Cornell fraternity’s ‘pig roast’ is Greek life at its most problematic
Audra Linsner Contributing Illustrator
Cornell University’s Zeta Beta Tau butchered its public image with its latest Greek life hazing stunt that makes a mockery of women’s bodies in a misogynistic exchange for cheap bro points.
The Cornell Daily Sun reported pledge members of Cornell’s ZBT chapter were encouraged to have sex with the heaviest women possible and earned points based on the women’s weights. The fraternity has been placed on probation for two years, and the university’s fraternity and sorority board says that the fraternity violated its hazing policies.
Policy violations aside, the incident is disgusting.
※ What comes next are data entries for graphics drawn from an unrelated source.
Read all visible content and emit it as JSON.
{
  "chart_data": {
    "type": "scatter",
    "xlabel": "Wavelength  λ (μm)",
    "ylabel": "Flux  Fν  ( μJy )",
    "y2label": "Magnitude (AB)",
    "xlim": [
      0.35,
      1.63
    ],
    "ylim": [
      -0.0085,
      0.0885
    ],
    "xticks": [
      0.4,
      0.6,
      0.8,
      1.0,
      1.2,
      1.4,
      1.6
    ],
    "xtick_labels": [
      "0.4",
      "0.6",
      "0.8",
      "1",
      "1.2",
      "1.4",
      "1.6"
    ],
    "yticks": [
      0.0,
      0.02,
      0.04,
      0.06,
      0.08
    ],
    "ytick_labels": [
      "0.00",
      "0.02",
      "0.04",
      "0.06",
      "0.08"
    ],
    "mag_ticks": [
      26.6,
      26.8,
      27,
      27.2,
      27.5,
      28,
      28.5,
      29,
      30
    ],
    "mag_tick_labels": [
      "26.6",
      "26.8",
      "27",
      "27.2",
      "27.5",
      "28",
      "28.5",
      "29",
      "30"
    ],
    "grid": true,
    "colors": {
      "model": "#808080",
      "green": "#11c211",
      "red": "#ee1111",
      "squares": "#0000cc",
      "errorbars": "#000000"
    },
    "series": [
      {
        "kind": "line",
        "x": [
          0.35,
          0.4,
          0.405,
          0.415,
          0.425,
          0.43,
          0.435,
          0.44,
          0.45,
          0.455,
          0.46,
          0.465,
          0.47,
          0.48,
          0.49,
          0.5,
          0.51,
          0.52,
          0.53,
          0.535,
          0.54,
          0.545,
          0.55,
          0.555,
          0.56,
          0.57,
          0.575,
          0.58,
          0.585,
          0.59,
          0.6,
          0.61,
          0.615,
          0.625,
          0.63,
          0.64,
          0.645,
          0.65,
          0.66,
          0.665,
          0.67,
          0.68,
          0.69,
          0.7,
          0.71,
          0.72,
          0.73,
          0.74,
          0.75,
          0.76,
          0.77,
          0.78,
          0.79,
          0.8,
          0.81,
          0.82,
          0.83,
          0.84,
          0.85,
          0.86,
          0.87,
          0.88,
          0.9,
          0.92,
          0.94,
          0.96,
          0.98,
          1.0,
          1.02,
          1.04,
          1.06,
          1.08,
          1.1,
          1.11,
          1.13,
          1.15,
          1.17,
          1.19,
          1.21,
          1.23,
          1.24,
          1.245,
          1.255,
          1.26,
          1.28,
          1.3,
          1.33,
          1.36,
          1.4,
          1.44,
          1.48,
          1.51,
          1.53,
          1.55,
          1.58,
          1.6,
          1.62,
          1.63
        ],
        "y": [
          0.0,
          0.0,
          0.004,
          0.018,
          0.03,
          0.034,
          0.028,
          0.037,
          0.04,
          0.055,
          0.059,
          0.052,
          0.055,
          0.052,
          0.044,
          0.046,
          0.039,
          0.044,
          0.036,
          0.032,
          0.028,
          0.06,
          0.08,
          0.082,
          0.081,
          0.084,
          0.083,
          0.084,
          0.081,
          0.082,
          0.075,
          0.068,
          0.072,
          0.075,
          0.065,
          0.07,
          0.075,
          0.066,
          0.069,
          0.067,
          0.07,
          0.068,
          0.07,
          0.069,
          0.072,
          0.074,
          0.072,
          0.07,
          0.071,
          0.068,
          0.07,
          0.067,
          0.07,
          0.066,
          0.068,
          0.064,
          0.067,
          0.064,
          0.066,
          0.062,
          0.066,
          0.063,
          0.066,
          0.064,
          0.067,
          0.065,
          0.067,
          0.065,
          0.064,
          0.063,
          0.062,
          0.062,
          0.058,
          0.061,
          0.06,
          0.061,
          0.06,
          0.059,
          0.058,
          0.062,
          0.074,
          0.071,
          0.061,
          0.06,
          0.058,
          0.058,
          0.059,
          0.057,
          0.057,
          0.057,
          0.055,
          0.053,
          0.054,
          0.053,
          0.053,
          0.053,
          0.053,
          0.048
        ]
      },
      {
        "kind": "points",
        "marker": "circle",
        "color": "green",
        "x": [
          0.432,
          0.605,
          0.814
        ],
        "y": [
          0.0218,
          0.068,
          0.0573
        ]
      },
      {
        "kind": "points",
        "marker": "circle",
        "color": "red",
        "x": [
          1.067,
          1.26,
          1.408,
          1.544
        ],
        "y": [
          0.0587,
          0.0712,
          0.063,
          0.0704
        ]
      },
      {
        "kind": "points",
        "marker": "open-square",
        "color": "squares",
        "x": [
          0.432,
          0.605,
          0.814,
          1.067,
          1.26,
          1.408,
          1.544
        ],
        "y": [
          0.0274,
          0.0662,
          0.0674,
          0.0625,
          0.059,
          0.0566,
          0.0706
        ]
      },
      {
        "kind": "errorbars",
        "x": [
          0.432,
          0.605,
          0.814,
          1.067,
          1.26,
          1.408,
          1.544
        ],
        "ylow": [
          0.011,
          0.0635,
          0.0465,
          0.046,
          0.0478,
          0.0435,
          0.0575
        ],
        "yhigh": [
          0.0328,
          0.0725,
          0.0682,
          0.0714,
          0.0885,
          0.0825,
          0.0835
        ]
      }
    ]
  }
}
College-aged men turning women’s weights into a game is telling of the values the fraternity encouraged its pledge members to hold true. The “pig roast” nickname subjugates women to a system of self-worth based on a number on the scale and reinforces the idea that heavier women don’t deserve sex. Weight is not a one-size-fits-all indicator of a woman’s health, and it isn’t anyone else’s business but her own.
While not all Greek organizations are cut from the same problematic cloth, this “pig roast” isn’t an anomaly in terms of Greek groups engaging in controversial activities.
A former fraternity president at Cornell was sentenced to six years of probation in April after being charged as a junior for first-degree attempted rape, first-degree criminal sex act with a helpless victim and sexual misconduct at a Psi Upsilon house, per The Washington Post. And the Guardian reported in 2014 that women in sororities are 74 percent more likely to be raped than other women on college campuses.
While many question the accuracy and motivation of sexual assault victims’ testimonies, these victims, and those numbers, don’t lie. They tell a story — one that needs an ending.
The persistence of rape culture and institutionalized misogyny is woven into the United States’ higher education system. We’ve seen it time and time again. Brock Turner, who was convicted of sexually assaulting an unconscious woman after a 2015 fraternity party at Stanford University, was released after spending just three months in jail in September 2016, and appealed his conviction in December 2017 on the grounds of a “fundamentally unfair” trial.
We have to start holding these organizations accountable for their actions and setting them to higher standards, academically and morally. Cornell University handled this case well since it is moving to expel members who have broken the rules of conduct. But Cornell, and other universities, must take firmer stances against hazing and sexual assault within Greek life because the only way to eradicate institutionalized problems is by addressing them head-on.
There will only be a paradigm shift toward these communities of “brotherhood” when the numbers of incidents dissipate and the narrative around them shifts.